Follow-up to govt. waste - Just one more guys opinions

by Matthew Stiltner <stiltner@buckeye-express.com>
J & J Plating Company, Toledo, Ohio

On the topic of political contributions and their potential paybacks in the end.

No matter what association it is you're contributing to that has people lobbying the capitol, they all get a back scratch. I'm not pointing fingers, frankly because I don't have enough fingers to do all that pointing. We (J & J Plating that is) are large supporters of the NFIB, behind the AARP and NRA probably one of the heaviest-hitting lobbying groups around, with many hundreds of thousands of members from small businesses. They are constantly keeping a finger on the members of congress who support small business and those that don't, its sick to see that some people have voted for 0% of bills and laws that would assist small businesses, and then there are the 100% guys, guess who gets the funds when it comes to re-run?

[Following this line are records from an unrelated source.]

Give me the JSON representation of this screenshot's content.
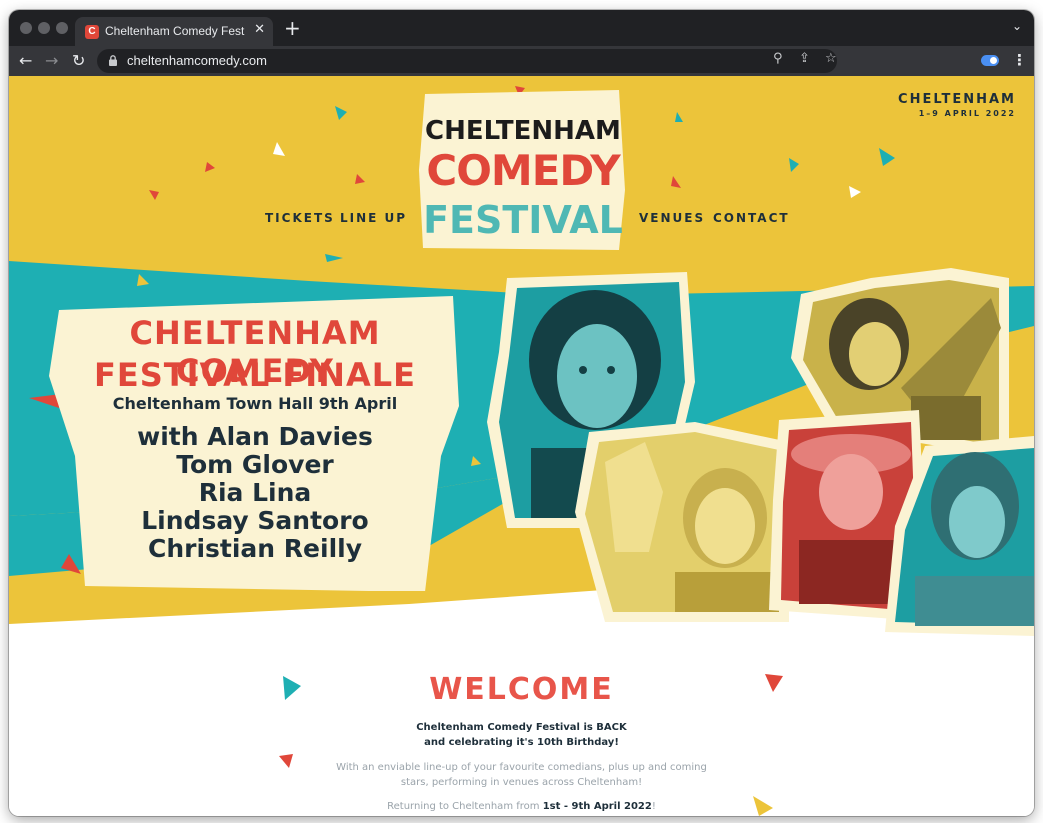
{
  "browser": {
    "tab_title": "Cheltenham Comedy Festival:",
    "tab_favicon_letter": "C",
    "url": "cheltenhamcomedy.com",
    "new_tab_glyph": "+",
    "close_glyph": "✕",
    "tab_menu_glyph": "⌄",
    "back_glyph": "←",
    "forward_glyph": "→",
    "reload_glyph": "↻",
    "zoom_glyph": "⚲",
    "share_glyph": "⇪",
    "bookmark_glyph": "☆",
    "menu_glyph": "⋮"
  },
  "logo": {
    "line1": "CHELTENHAM",
    "line2": "COMEDY",
    "line3": "FESTIVAL"
  },
  "top_right": {
    "city": "CHELTENHAM",
    "dates": "1–9 APRIL 2022"
  },
  "nav": {
    "tickets": "TICKETS",
    "lineup": "LINE UP",
    "venues": "VENUES",
    "contact": "CONTACT"
  },
  "finale": {
    "title_line1": "CHELTENHAM COMEDY",
    "title_line2": "FESTIVAL FINALE",
    "venue": "Cheltenham Town Hall 9th April",
    "lineup": [
      "with Alan Davies",
      "Tom Glover",
      "Ria Lina",
      "Lindsay Santoro",
      "Christian Reilly"
    ]
  },
  "welcome": {
    "title": "WELCOME",
    "strong_line1": "Cheltenham Comedy Festival is BACK",
    "strong_line2": "and celebrating it's 10th Birthday!",
    "body_line1": "With an enviable line-up of your favourite comedians, plus up and coming",
    "body_line2": "stars, performing in venues across Cheltenham!",
    "returning_prefix": "Returning to Cheltenham from ",
    "returning_dates": "1st - 9th April 2022",
    "returning_suffix": "!"
  },
  "colors": {
    "mustard": "#ecc43a",
    "teal": "#1eafb3",
    "red": "#e0473a",
    "cream": "#fbf3d3",
    "navy": "#1e2f3a"
  },
  "icons": {
    "lock": "lock-icon",
    "extension": "toggle-extension-icon"
  }
}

I myself was asked to run for a local office that was vacant. I was honored that someone considered me a candidate for office (even if it was small in the large scope of life) but I turned down the offer for many reasons. Things like those noted in the Time article would be one of them. I couldn't stand there and watch people taking pay-offs and basically sucking up taxpayer dollars faster than a Vaccuum in a wood shop sucks up wood shavings. Its sad to realize how much the government truly wastes than turns to the taxpayers and says...HELP! Ah well, I'm ranting like I tend to do so often.

Keep your heads up guys, the EPA ruling was a wonderful one and we all owe it to the AESF and all the other supporting foundations that made this law passage possible, it was and will forever remain, the heaviest weight we as metal finishers of any type have to face.